Shirley: A little bit. When we took our first boy to Ozark Christian College, I felt like I was losing our son. But then I saw they come back all the time! When they made the choice to study for ministry there was a speech we gave to all of them, that there is a place in the world that the Lord has for them, so go out and conquer it.

Glen: I wish they would all live down the street from our house, but we’re proud of them for going and doing ministry.

Did the enthusiasm of your older sons work its way down to the younger ones, or was it more a matter of each having a mind of his own?

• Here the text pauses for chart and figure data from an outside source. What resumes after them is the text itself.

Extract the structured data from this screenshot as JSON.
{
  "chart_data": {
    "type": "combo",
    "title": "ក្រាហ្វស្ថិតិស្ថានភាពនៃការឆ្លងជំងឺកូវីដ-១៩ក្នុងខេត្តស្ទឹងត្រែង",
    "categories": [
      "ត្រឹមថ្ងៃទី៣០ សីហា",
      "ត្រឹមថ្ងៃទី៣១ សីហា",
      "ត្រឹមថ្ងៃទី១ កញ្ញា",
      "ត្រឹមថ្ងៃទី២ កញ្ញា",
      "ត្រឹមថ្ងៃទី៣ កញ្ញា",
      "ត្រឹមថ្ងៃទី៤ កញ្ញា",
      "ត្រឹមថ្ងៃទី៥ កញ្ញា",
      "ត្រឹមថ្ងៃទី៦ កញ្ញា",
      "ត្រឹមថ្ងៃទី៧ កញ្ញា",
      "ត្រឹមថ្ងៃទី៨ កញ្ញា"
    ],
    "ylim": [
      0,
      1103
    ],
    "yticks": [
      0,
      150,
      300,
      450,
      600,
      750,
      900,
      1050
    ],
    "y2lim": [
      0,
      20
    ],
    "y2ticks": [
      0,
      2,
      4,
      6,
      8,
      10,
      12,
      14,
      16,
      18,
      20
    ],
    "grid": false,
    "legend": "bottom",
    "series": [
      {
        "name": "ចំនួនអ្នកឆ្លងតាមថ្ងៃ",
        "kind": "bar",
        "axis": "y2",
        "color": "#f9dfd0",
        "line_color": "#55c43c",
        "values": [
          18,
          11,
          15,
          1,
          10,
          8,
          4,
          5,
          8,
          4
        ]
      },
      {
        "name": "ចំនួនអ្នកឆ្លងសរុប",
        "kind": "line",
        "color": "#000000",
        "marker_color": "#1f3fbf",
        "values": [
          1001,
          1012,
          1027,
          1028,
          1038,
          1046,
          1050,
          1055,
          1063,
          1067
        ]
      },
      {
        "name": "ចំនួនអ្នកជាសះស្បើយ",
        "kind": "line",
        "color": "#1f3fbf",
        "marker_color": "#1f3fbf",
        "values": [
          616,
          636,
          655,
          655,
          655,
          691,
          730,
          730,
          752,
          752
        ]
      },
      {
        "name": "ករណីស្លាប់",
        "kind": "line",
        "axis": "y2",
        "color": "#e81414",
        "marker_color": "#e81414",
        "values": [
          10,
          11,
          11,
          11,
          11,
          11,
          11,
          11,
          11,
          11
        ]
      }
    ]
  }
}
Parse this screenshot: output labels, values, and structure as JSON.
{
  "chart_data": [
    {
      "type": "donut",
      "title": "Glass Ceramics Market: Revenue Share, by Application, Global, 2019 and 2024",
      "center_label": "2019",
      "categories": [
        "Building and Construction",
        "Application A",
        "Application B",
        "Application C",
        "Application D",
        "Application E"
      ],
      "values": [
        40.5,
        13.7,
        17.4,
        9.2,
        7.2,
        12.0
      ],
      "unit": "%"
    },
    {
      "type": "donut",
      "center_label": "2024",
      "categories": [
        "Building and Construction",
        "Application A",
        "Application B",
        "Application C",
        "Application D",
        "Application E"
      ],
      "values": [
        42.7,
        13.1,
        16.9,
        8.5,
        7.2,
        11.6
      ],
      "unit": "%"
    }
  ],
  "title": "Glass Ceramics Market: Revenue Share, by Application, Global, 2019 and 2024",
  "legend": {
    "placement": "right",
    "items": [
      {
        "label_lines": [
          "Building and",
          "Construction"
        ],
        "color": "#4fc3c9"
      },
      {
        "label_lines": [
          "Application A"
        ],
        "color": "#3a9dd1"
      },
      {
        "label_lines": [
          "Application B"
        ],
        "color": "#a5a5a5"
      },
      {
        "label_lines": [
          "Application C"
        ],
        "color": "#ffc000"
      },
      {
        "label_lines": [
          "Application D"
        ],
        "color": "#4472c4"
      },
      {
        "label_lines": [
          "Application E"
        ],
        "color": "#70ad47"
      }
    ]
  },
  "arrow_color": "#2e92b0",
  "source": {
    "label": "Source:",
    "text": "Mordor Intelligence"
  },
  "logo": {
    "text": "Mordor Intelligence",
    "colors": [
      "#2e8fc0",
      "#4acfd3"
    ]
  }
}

Glen: It goes without saying that when your older brother does something it’s something you’re going to look at. But I don’t think it dictated it to any of them. It’s amazing how much they’re the same and how absolutely totally different they are. Obviously they lived in the same house, same parents, same set of values, and they all lived under the same set of rules, but they’re all very different.

What’s the best parental advice you can give them in their personal ministries now?

Shirley: Hang in there and enjoy “the trip.” Live each day and fully appreciate it as a gift from God.

Glen: I’ve told them to love the Lord, serve faithfully, and take care of their wife and kids.

Shirley: A few years ago Glen gave each one of the boys an actual baton, like those used in a track relay. It was his challenge for them to run the race.

Glen: I wrote a note to them saying I’m not done running, but I’m in the slow lane. Now it’s up to you to run the race as long as you can.

That’s not just parental advice, that’s pastoral advice.

Glen: One of the joys of my life is to talk shop with my sons on a peer level. A couple of the boys commented that Dad makes ministry look easier than it is. I knew then that they we’re getting their teeth into it.

So what’s the best advice you can give your sons on how to be a better minister?

Glen: The first thing they’ve got to do is to walk with the Lord. If their personal life is inappropriate, it’s going to show in what they do. If their relationship with God is right, he’s going to bless what they do.

What about advice for young ministers’ wives?

Shirley: Love the Lord and realize that your husband is serving him and you’re serving the Lord by helping your husband and allowing a little bit of extra patience in your demands on him.

What can a local church do to support their minister’s family?

Shirley: If the church loves their minister, and the minister’s wife, and their family, that will go a long way.

Glen: “Amen” to that. Churches need to see the preacher as a colaborer, not as a hireling. I’ve been on both sides of that issue and you establish the value of the pastor by the way you treat him. Remember his family on special days and times like Pastor Appreciation Month, Christmas, and annual salary reviews. Take them out to dinner and tell them they are appreciated.

How about the relationship of the leadership to the minister?

Glen: He needs to have room to work, needs to be prayed for, and he needs support. I’ve studied churches where the preacher is not allowed to lead and is not supported by elders and boards; they do not flourish. The man with a dream ought to be given permission to lead. Most of us got into this work because we believed we could make a difference—felt God called us to it. The man who has the dream must have the opportunity to lead or that local church is going to be the loser.

It must be satisfying to see how things have worked out.

Glen: In retrospect, I would do it all over again. There are no regrets. It is a lifestyle that I would recommend to all who know the Lord has called them. The highest calling in the world is to preach the Word and pastor the flock. My only regret is that I have only one life to give to the Lord.

Brad Dupray is senior vice president, investor development, with Church Development Fund, Irvine, California.